Good conclusions there Ed. I'll keep mine empty (anything that reduces maintenance!)
So true in both counts
just curious as to ruffly what one of these would cost to build, as i'm looking to buy the lunnapet 16/20mm external reactor for 39 euros
Looking very good, it's making me fell lazy just watching!
Like the others i'm happy to go with no bio balls.
These have cost roughly Â£25 plus whatever postage cost to get them to people. However you can only obtain clear PVC pipe in 5m lengths AFAIK.
Thanks everyone for the feedback on the media guys - all empty then so far.
Yep agreed, makes sense to allow the bubbles to rise against the flow and disolve there, without any mass to interfere with the inevitable consequences.
I too am happy without balls
No balls pls.
Well major hitch number... Oh I've lost count and getting rather frustrated now!
The nice metal airline valves leak.
The new ones are a slightly different design to the old one on my reactor and that dripped for a few days then stopped so I assumed it was due to the age of the valve. Looking at the new ones today (before I started drilling the fittings, thank god) I realised they have no rubber or anything to seal them, just metal against metal with a spring to keep them a close fit. This might be ok for an air feed but it's no good for our reactors!
I'm looking at some micro-irrigation fittings that will replace these and, as they're plastic not metal, they will be easier to glue in place. More delays though I'm afraid as I've got to find ones that will do the job and not leak and then fit them and glue the fittings onto the clear pipe.
If anyone has any suggestions to suitable valves then I'd love to hear them; they may be better than the ones i'm looking at now, http://www.lbsgardenwarehouse.co.uk/recno/21/Threaded-Vari-Flow-Valve-PRDWM36/
These might be an alternative, http://www.airlines-pneumatics.co.uk/webcat/Detprod.asp?ProductCode=S0701025
well spotted Ed, at least you hadn't drilled the holes first.
The first ones you listed there are the ones I used on my overflow and on both my CO2 reactors for the drain hose. Work solid for me - no leaks.
Excellent work Ed, I've been watching this closely for some time because I wanted to know if I should remove the netting from my Aquamas reactor.
The Aquamas is about 40cm long, efficiency is much as you describe - I have to push the CO2 right into the lime green before the odd small bubble escaped the reactor. Personally I turn down the CO2 slightly when that happens. I find the netting does trap some bubbles and may chop others up but its not clear if trapped bubbles actually disolve - one wonders if the CO2 dissolves but air replaces it? The netting does not trap dirt and takes several weeks to get slimy with diatoms before it needs a rinse under the tap.

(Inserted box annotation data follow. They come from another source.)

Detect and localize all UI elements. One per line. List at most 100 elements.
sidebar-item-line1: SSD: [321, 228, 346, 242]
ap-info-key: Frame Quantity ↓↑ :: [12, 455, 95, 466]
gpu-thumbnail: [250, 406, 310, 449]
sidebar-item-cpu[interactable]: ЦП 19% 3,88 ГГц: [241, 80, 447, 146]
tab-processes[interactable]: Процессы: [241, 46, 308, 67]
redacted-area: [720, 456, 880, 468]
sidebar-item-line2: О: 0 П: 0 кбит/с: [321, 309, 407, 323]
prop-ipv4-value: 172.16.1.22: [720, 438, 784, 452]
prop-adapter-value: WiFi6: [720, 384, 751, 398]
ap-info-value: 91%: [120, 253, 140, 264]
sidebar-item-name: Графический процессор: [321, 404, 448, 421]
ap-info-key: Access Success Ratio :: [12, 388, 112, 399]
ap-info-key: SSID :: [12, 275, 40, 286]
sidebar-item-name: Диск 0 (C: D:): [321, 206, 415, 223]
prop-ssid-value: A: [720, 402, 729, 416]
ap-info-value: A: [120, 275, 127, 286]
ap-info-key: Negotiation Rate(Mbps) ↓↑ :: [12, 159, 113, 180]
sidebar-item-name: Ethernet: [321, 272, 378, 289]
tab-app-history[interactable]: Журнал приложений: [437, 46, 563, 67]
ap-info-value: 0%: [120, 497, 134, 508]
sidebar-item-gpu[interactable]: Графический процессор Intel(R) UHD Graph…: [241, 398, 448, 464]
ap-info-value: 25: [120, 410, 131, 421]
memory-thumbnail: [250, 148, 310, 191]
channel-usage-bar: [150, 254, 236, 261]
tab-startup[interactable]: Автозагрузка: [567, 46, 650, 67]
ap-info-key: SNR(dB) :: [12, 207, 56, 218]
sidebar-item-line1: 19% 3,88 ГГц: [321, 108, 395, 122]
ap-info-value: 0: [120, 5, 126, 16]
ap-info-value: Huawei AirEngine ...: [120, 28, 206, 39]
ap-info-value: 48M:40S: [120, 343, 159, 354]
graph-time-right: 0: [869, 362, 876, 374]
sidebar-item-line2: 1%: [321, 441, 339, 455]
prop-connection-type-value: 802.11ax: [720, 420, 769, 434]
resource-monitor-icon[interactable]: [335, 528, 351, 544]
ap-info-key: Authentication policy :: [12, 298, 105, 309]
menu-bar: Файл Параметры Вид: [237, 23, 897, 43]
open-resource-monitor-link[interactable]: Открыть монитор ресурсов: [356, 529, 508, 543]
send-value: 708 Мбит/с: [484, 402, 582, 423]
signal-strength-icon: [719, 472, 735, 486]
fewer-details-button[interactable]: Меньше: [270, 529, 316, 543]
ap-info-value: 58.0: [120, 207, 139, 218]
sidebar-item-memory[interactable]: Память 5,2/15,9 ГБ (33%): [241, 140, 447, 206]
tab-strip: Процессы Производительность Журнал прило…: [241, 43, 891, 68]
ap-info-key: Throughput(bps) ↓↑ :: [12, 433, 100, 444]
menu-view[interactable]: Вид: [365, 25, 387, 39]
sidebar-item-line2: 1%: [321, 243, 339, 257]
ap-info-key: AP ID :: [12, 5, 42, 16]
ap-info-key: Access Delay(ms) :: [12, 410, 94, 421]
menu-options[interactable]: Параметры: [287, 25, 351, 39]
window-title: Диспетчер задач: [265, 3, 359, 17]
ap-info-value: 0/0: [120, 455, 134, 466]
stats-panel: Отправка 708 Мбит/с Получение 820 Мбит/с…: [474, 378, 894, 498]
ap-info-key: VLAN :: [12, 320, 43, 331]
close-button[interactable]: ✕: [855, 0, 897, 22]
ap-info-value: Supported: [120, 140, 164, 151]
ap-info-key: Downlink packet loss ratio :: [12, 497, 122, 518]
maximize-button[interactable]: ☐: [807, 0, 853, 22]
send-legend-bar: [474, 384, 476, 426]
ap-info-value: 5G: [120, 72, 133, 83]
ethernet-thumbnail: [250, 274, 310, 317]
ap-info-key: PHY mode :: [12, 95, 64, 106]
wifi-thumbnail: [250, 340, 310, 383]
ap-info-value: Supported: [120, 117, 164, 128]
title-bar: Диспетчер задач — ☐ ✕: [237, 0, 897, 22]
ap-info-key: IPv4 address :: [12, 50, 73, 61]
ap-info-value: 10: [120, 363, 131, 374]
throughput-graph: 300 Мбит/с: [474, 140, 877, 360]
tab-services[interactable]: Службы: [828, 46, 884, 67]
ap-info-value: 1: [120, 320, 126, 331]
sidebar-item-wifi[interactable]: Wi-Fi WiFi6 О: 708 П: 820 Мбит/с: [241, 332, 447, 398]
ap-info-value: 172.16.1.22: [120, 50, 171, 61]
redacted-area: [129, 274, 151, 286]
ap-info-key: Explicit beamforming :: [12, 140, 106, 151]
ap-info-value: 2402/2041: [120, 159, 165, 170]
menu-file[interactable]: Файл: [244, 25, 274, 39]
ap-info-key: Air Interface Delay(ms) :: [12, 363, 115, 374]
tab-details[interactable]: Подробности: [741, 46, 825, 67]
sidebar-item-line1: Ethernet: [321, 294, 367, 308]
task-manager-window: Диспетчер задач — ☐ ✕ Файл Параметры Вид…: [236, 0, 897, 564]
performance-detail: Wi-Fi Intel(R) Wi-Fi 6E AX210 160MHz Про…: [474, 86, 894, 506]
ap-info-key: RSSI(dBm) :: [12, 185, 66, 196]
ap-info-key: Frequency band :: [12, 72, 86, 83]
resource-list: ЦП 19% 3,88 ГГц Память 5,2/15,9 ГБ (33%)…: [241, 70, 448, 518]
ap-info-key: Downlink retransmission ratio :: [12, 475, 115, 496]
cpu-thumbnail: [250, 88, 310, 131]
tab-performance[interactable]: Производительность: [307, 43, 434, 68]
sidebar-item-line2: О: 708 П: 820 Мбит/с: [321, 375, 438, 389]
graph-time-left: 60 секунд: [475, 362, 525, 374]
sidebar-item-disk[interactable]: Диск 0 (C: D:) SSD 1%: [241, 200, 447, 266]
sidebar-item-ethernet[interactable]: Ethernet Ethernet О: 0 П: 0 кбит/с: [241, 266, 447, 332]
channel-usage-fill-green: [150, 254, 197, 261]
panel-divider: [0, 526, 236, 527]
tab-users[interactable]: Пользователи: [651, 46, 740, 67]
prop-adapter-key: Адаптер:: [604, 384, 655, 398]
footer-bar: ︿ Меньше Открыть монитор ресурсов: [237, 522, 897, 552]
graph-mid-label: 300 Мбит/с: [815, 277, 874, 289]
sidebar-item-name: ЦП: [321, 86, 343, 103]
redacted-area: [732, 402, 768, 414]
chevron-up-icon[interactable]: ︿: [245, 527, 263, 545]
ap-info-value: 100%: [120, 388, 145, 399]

As far as I can tell, flow from my 2028 is not impacted. I am not sure if low flow is better (less chance to wisk bubbles away out of the reactor) or high flow (more water passing for each bubble to dissolve into)?
Is the entry of the bubbles completely silent? Mine goes "plop plop plop".
Cheers Ray. I want to get them done and sent off now as the delays are starting to get on my nerves, never mind the guys waiting for them! I'm sorry to all of you.
There's a slight 'fizz' when a bubble goes in; almost like someone a bit out of breath but very very quietly. I have to get close up the the fitting where the CO2 enters to hear it clearly. This is caused by the CO2 is entering into the tubing ahead of the reactor so I get a high velocity mixture of the CO2 and water at the start which then empties into the low velocity reactor rather than just one large bubble popping out into the water. I really believe this helps the reactor work much more efficiently than just having the CO2 bubble into the reactor too.
I know that feelin' brother! A big pat on the back from me for doing it, they look great!